男はその言葉に嫌気がさしたのか、「またか」と小さく顔を顰め、もうこの場にいたくないと言いたげに、簡単な挨拶を残すと早足で行ってしまった。ルシフェルも慣れたのか、見向きもせずに返事をした。

「え、でも…」

ドゥランナーは混乱した。去っていく男に挨拶を交わすべきか、それともルシフェルが言っていることを理解するべきか。しかし当然ながら、彼女が決断する前、すでに男の姿はなく、目の前の人しか視線の中に残らなかった。だが選んだとはいえ、どう、何を答えればいいのか、彼女にはさっぱりわからなかった。

敬称を付けない。

ではどうやってこの高貴な天使様を呼べばいいのでしょうか。

「ん…そうだ。あだ名、ニックネームというもので呼んでくれればいい」

「えっ?」

あだ名?そんなもので彼を呼ぶものがいるのか?

先ほどの人は、すでに相当気軽に話しかけていたが、それでも、流石に名前は普通に呼んでいた。この世界に、本当に彼をそんな感じに呼んでいい人が存在するのか?

「ルシ、でどうだろう」

「ルシ…」

「うん」

ドゥランナーは少し困惑した、自分は知り合ってただ2日の、言ってしまえば行きずりの人。そんなに親切にしてもらった上、敬称を使わずに会話していいだなんて、もはやどうやって話せばいいのかわからなくなってきた。

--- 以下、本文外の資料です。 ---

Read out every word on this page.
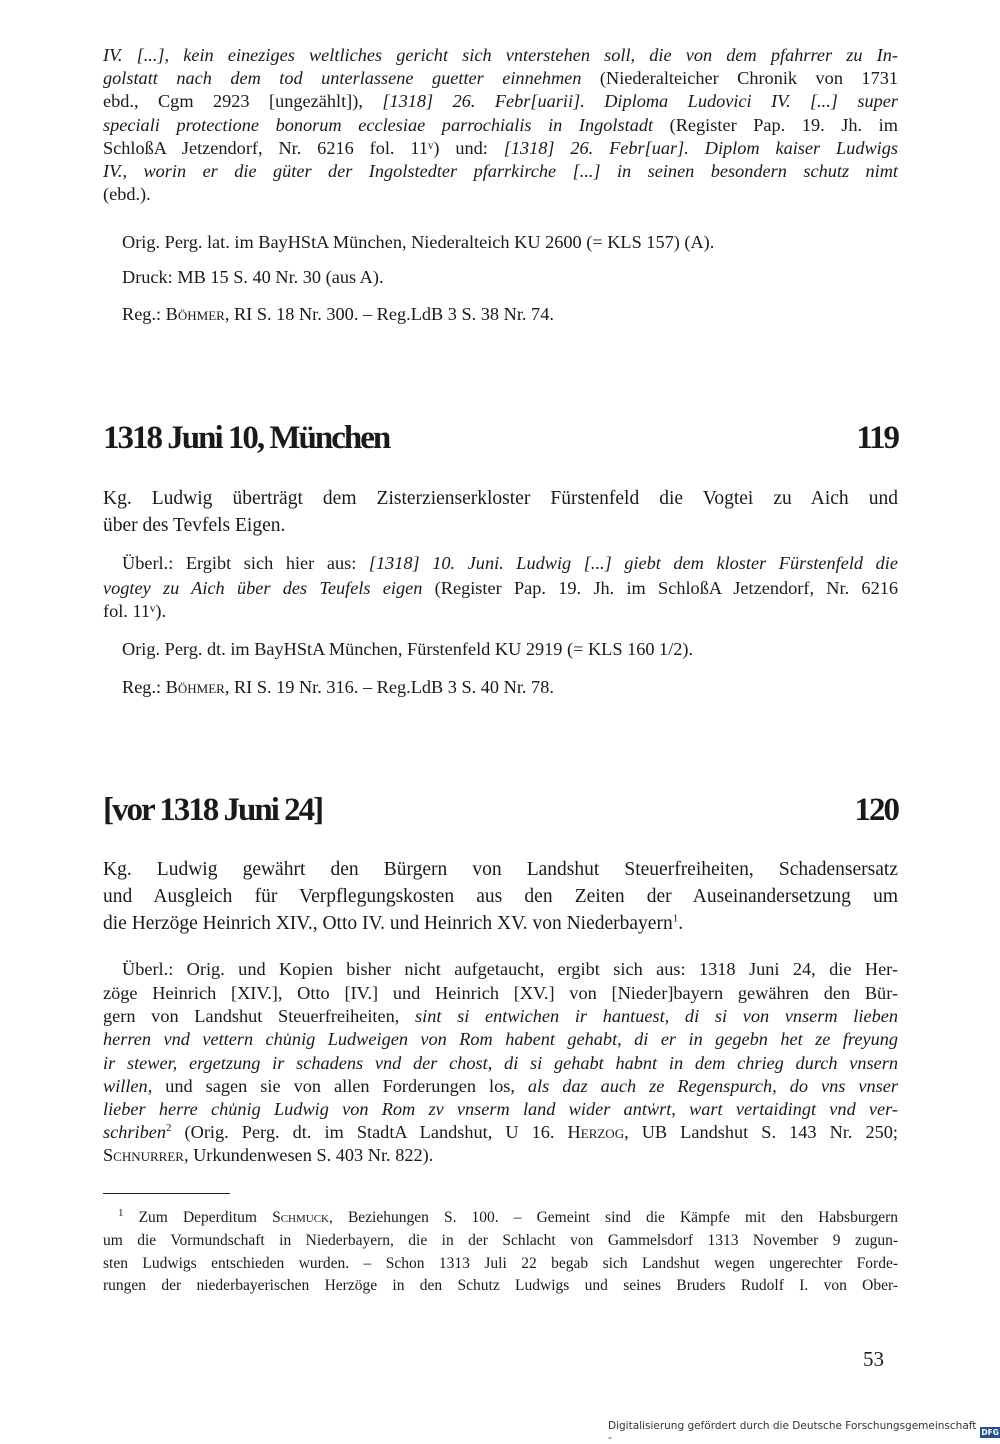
IV. [...], kein eineziges weltliches gericht sich vnterstehen soll, die von dem pfahrrer zu In-
golstatt nach dem tod unterlassene guetter einnehmen (Niederalteicher Chronik von 1731
ebd., Cgm 2923 [ungezählt]), [1318] 26. Febr[uarii]. Diploma Ludovici IV. [...] super
speciali protectione bonorum ecclesiae parrochialis in Ingolstadt (Register Pap. 19. Jh. im
SchloßA Jetzendorf, Nr. 6216 fol. 11ᵛ) und: [1318] 26. Febr[uar]. Diplom kaiser Ludwigs
IV., worin er die güter der Ingolstedter pfarrkirche [...] in seinen besondern schutz nimt
(ebd.).
Orig. Perg. lat. im BayHStA München, Niederalteich KU 2600 (= KLS 157) (A).
Druck: MB 15 S. 40 Nr. 30 (aus A).
Reg.: Böhmer, RI S. 18 Nr. 300. – Reg.LdB 3 S. 38 Nr. 74.
1318 Juni 10, München	119
Kg. Ludwig überträgt dem Zisterzienserkloster Fürstenfeld die Vogtei zu Aich und
über des Tevfels Eigen.
Überl.: Ergibt sich hier aus: [1318] 10. Juni. Ludwig [...] giebt dem kloster Fürstenfeld die
vogtey zu Aich über des Teufels eigen (Register Pap. 19. Jh. im SchloßA Jetzendorf, Nr. 6216
fol. 11ᵛ).
Orig. Perg. dt. im BayHStA München, Fürstenfeld KU 2919 (= KLS 160 1/2).
Reg.: Böhmer, RI S. 19 Nr. 316. – Reg.LdB 3 S. 40 Nr. 78.
[vor 1318 Juni 24]	120
Kg. Ludwig gewährt den Bürgern von Landshut Steuerfreiheiten, Schadensersatz
und Ausgleich für Verpflegungskosten aus den Zeiten der Auseinandersetzung um
die Herzöge Heinrich XIV., Otto IV. und Heinrich XV. von Niederbayern$^1$.
Überl.: Orig. und Kopien bisher nicht aufgetaucht, ergibt sich aus: 1318 Juni 24, die Her-
zöge Heinrich [XIV.], Otto [IV.] und Heinrich [XV.] von [Nieder]bayern gewähren den Bür-
gern von Landshut Steuerfreiheiten, sint si entwichen ir hantuest, di si von vnserm lieben
herren vnd vettern chu̍nig Ludweigen von Rom habent gehabt, di er in gegebn het ze freyung
ir stewer, ergetzung ir schadens vnd der chost, di si gehabt habnt in dem chrieg durch vnsern
willen, und sagen sie von allen Forderungen los, als daz auch ze Regenspurch, do vns vnser
lieber herre chu̍nig Ludwig von Rom zv vnserm land wider antw̍rt, wart vertaidingt vnd ver-
schriben$^2$ (Orig. Perg. dt. im StadtA Landshut, U 16. Herzog, UB Landshut S. 143 Nr. 250;
Schnurrer, Urkundenwesen S. 403 Nr. 822).
$^1$ Zum Deperditum Schmuck, Beziehungen S. 100. – Gemeint sind die Kämpfe mit den Habsburgern
um die Vormundschaft in Niederbayern, die in der Schlacht von Gammelsdorf 1313 November 9 zugun-
sten Ludwigs entschieden wurden. – Schon 1313 Juli 22 begab sich Landshut wegen ungerechter Forde-
rungen der niederbayerischen Herzöge in den Schutz Ludwigs und seines Bruders Rudolf I. von Ober-
53
Digitalisierung gefördert durch die Deutsche Forschungsgemeinschaft -	DFG
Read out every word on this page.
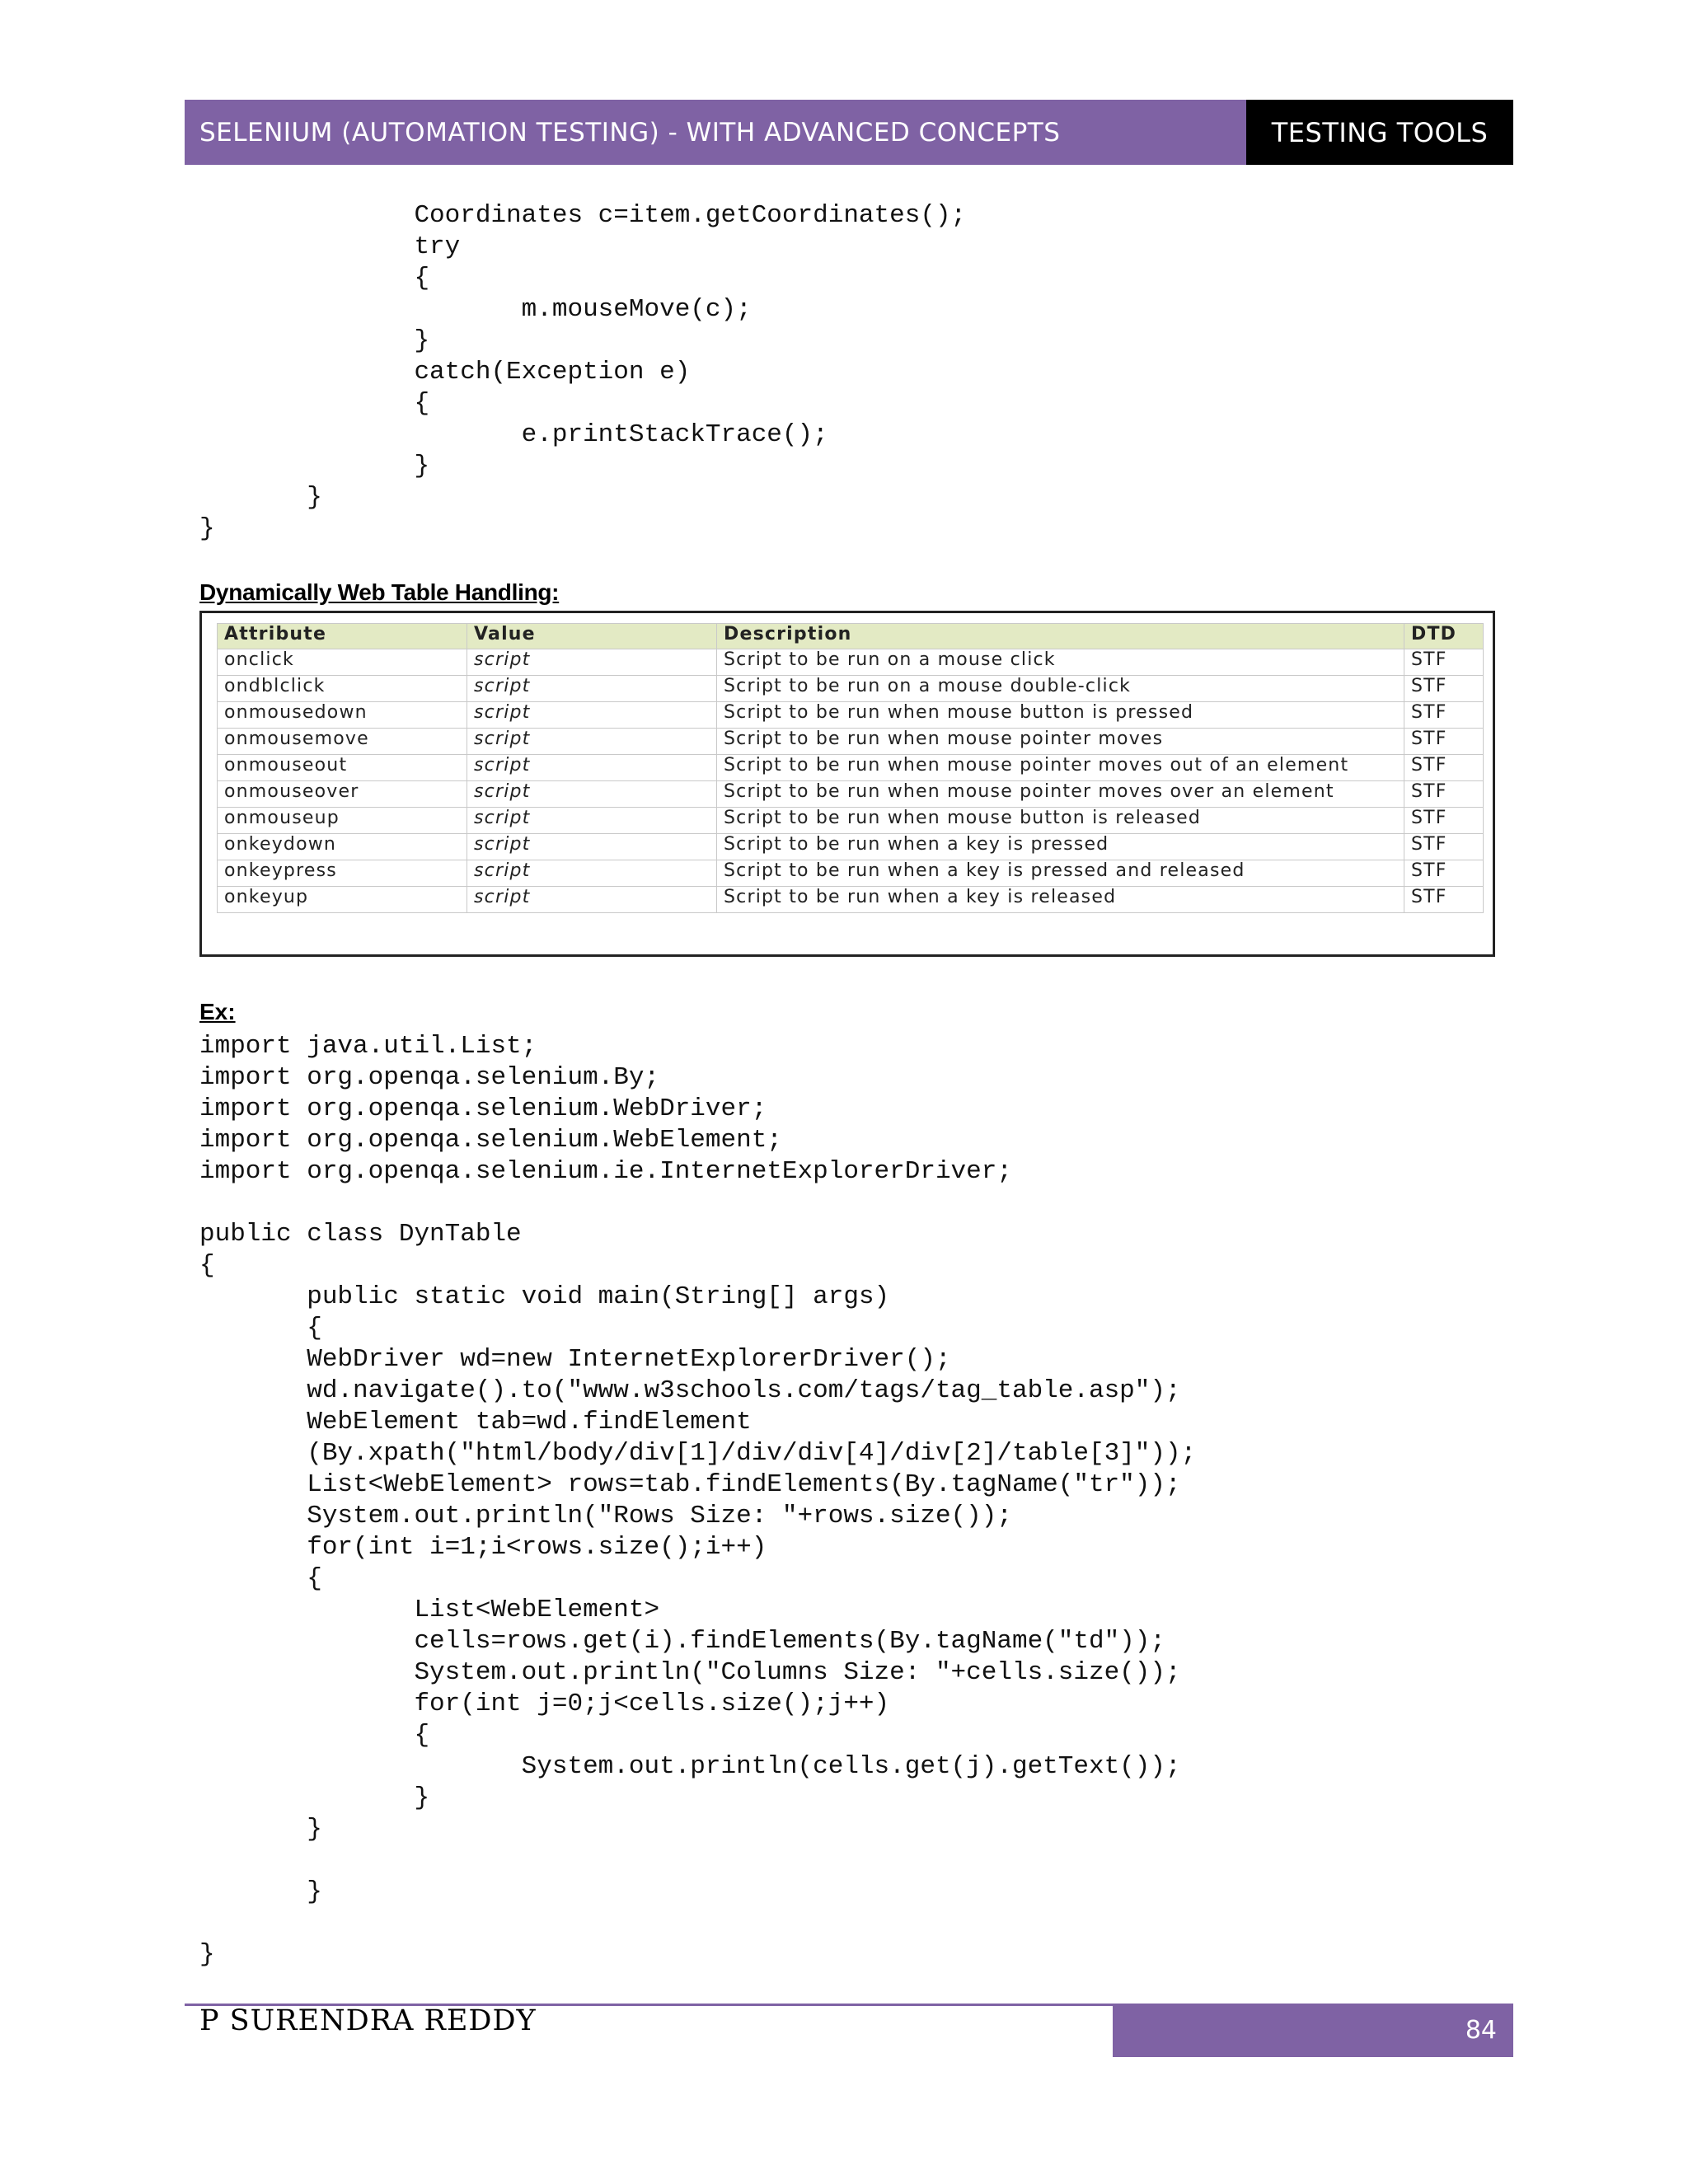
SELENIUM (AUTOMATION TESTING) - WITH ADVANCED CONCEPTS	TESTING TOOLS
Coordinates c=item.getCoordinates();
try
{
m.mouseMove(c);
}
catch(Exception e)
{
e.printStackTrace();
}
}
}
Dynamically Web Table Handling:
Attribute	Value	Description	DTD
onclick	script	Script to be run on a mouse click	STF
ondblclick	script	Script to be run on a mouse double-click	STF
onmousedown	script	Script to be run when mouse button is pressed	STF
onmousemove	script	Script to be run when mouse pointer moves	STF
onmouseout	script	Script to be run when mouse pointer moves out of an element	STF
onmouseover	script	Script to be run when mouse pointer moves over an element	STF
onmouseup	script	Script to be run when mouse button is released	STF
onkeydown	script	Script to be run when a key is pressed	STF
onkeypress	script	Script to be run when a key is pressed and released	STF
onkeyup	script	Script to be run when a key is released	STF
Ex:
import java.util.List;
import org.openqa.selenium.By;
import org.openqa.selenium.WebDriver;
import org.openqa.selenium.WebElement;
import org.openqa.selenium.ie.InternetExplorerDriver;

public class DynTable
{
public static void main(String[] args)
{
WebDriver wd=new InternetExplorerDriver();
wd.navigate().to("www.w3schools.com/tags/tag_table.asp");
WebElement tab=wd.findElement
(By.xpath("html/body/div[1]/div/div[4]/div[2]/table[3]"));
List<WebElement> rows=tab.findElements(By.tagName("tr"));
System.out.println("Rows Size: "+rows.size());
for(int i=1;i<rows.size();i++)
{
List<WebElement>
cells=rows.get(i).findElements(By.tagName("td"));
System.out.println("Columns Size: "+cells.size());
for(int j=0;j<cells.size();j++)
{
System.out.println(cells.get(j).getText());
}
}

}

}
P SURENDRA REDDY	84
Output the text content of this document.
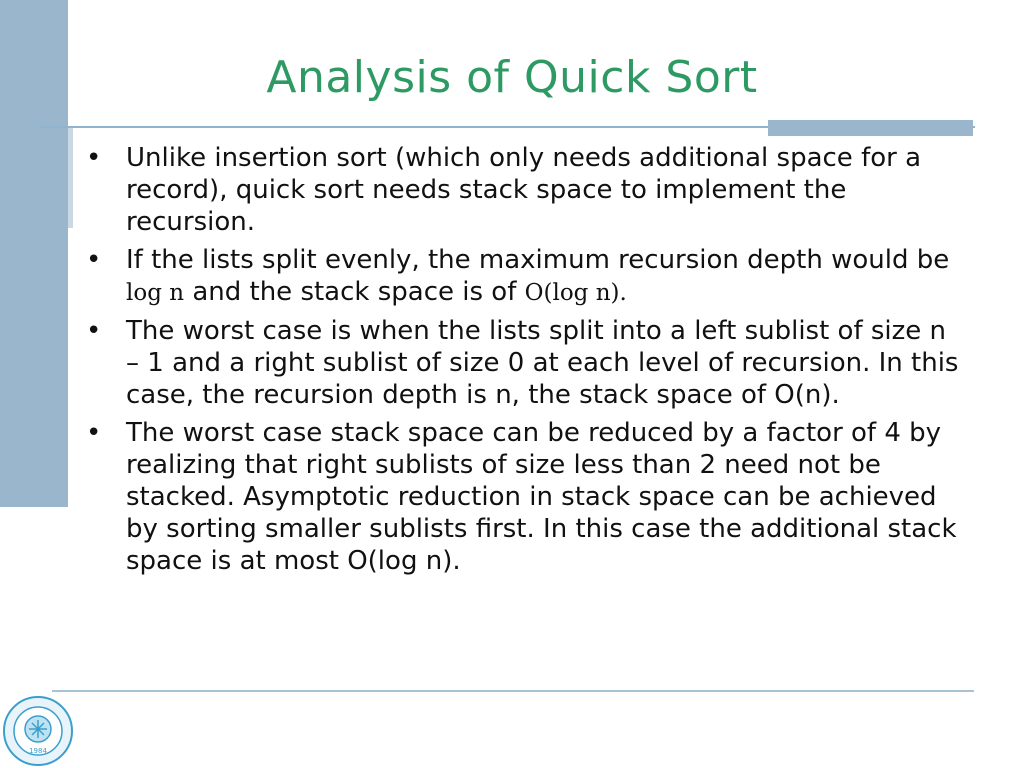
Analysis of Quick Sort
• Unlike insertion sort (which only needs additional space for a record), quick sort needs stack space to implement the recursion.
• If the lists split evenly, the maximum recursion depth would be log n and the stack space is of O(log n).
• The worst case is when the lists split into a left sublist of size n – 1 and a right sublist of size 0 at each level of recursion. In this case, the recursion depth is n, the stack space of O(n).
• The worst case stack space can be reduced by a factor of 4 by realizing that right sublists of size less than 2 need not be stacked. Asymptotic reduction in stack space can be achieved by sorting smaller sublists first. In this case the additional stack space is at most O(log n).
1984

しかし、状況は待ってくれない。整理がつかぬうち、ルシフェルは外出の準備を整え、彼女を六重天の学府へ連れて行った。まずは自ら管理者と話し、身分不明の彼女の入学資格をもらった。そして彼女の苗字をラフィリルと、天界で普通にありそうなものに偽造し、入学させることに成功した。

この天界で、ルシフェル以外、彼女の本当の身分を知るものはいない。事実上、あの長髪の男『ベリアル』を除けば、それを気にする人もいないのだろう。

だから、学府の校長がビビりながらルシフェルを接待した以外、ドゥランナーは至って普通に天界での生活を始めた。